BUDAYA | TIONGHOANEWS


Selamat datang berkunjung dalam situs blog milik warga Tionghoa Indonesia. Disini kita bisa berbagi berita tentang kegiatan/kejadian tentang Tionghoa seluruh Indonesia dan berbagi artikel-artikel bermanfaat untuk sesama Tionghoa. Jangan lupa partisipasi anda mengajak teman-teman Tionghoa anda untuk ikutan bergabung dalam situs blog ini.

Senin, 17 Januari 2011

MAKNA IMLEK SEBENARNYA

Pada kesempatan kali ini, saya hadir lagi dengan berbagai informasi yang menurut saya memang patut untuk kita semua ketahui. Mengapa saya katakan ini wajib dibaca?? Ya, tentu saja jawabannya karena sudah banyak sekali pertanyaan yang muncul dan banyak sekali kesalahpahaman yang sudah terjadi selama bert...ahun - tahun dan tidak ada yang memperhatikan maupun meluruskan hal tersebut. Untuk itulah, sebelum perayaan Tahun Baru Imlek tiba, saya akan meluruskan perihal kesalahpahaman yang sering terjadi di kalangan etnis Tionghoa khususnya di Indonesia ini terlebih dahulu. Karena dari kemarin" saya sudah perhatikan masih banyak juga member yang kadang bisa salah kaprah soal ini.

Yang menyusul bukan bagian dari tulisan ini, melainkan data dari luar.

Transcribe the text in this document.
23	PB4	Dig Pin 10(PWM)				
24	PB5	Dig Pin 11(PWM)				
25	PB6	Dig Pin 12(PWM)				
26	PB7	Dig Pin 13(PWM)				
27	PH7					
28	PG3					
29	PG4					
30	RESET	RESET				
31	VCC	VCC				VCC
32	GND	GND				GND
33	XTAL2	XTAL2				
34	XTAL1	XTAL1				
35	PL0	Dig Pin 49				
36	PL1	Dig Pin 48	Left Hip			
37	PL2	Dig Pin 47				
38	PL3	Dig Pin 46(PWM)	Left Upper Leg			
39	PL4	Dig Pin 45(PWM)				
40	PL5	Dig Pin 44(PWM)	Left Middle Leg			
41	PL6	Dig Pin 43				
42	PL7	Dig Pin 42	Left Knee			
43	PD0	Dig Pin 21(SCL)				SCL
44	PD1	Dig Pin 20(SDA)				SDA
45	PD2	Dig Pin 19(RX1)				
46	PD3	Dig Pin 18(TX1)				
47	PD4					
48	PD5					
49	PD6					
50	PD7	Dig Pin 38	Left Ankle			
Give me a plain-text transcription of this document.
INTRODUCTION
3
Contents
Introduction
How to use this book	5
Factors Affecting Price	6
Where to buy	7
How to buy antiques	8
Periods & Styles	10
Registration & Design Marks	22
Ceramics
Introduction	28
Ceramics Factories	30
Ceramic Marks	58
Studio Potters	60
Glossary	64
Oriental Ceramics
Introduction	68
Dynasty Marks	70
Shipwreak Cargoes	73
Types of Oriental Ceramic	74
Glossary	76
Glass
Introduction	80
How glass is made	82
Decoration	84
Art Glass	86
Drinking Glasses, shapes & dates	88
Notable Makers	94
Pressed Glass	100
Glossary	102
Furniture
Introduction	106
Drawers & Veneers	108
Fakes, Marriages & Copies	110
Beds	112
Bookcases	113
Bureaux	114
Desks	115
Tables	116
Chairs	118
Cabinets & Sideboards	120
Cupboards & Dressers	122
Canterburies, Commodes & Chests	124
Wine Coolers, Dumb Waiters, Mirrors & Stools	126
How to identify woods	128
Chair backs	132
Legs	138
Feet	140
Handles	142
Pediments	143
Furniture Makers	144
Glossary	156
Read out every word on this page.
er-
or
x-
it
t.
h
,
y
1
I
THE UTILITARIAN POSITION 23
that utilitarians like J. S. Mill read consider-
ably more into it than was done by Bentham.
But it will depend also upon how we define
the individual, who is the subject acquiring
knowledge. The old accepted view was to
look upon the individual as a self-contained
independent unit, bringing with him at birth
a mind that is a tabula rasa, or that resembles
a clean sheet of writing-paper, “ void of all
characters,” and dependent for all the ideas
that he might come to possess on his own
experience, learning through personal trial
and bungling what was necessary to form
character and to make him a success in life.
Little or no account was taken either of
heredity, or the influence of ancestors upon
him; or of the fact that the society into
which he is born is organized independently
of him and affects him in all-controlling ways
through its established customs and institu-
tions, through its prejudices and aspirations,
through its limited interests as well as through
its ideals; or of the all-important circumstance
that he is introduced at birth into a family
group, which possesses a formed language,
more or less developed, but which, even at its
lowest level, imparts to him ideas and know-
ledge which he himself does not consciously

Kali ini saya akan membahas tentang Imlek, se benarnya adalah Tahun Baru bagi kita semua etnis Tionghoa, bukan Hari Raya. Hari Raya umat Buddha adalah hari Raya Waisak, jadi Imlek sebenarnya tidak bisa dikatakan sebagai Hari Raya Imlek.

Berikut penjelasan yang telah saya edit secara detail, setelah ini, kita semua sudah diharapkan untuk mengetahui kenyataan yang sebenarnya dan semoga tidak terjadi kesalahpahaman seperti yang sudah pernah terjadi sebelum - sebelumnya. Dan bagi yang sudah pernah baca perihal ini, tidak apa - apa, karena ini memang diperuntukkan untuk yang belum pernah mengetahuinya. Terima kasih.

Imlek Bukan Hari Raya Agama

Beberapa hari lagi masyarakat keturunan Tionghoa akan merayakan Hari Raya Imlek. Imlek adalah hari raya tahun baru berdasarkan penanggalan Imlek yang dirayakan setiap tanggal 1 bulan pertama kalender Imlek. Namun tahun ini, kita akan merayakannya tepat 2 hari kemudian setelah tanggal 1, tepatnya jatuh pada tanggal 3 Februari 2011. Perayaan Imlek disebut Sin Cia (Hokkian), Xin Jia (Mandarin), yang artinya tahun baru.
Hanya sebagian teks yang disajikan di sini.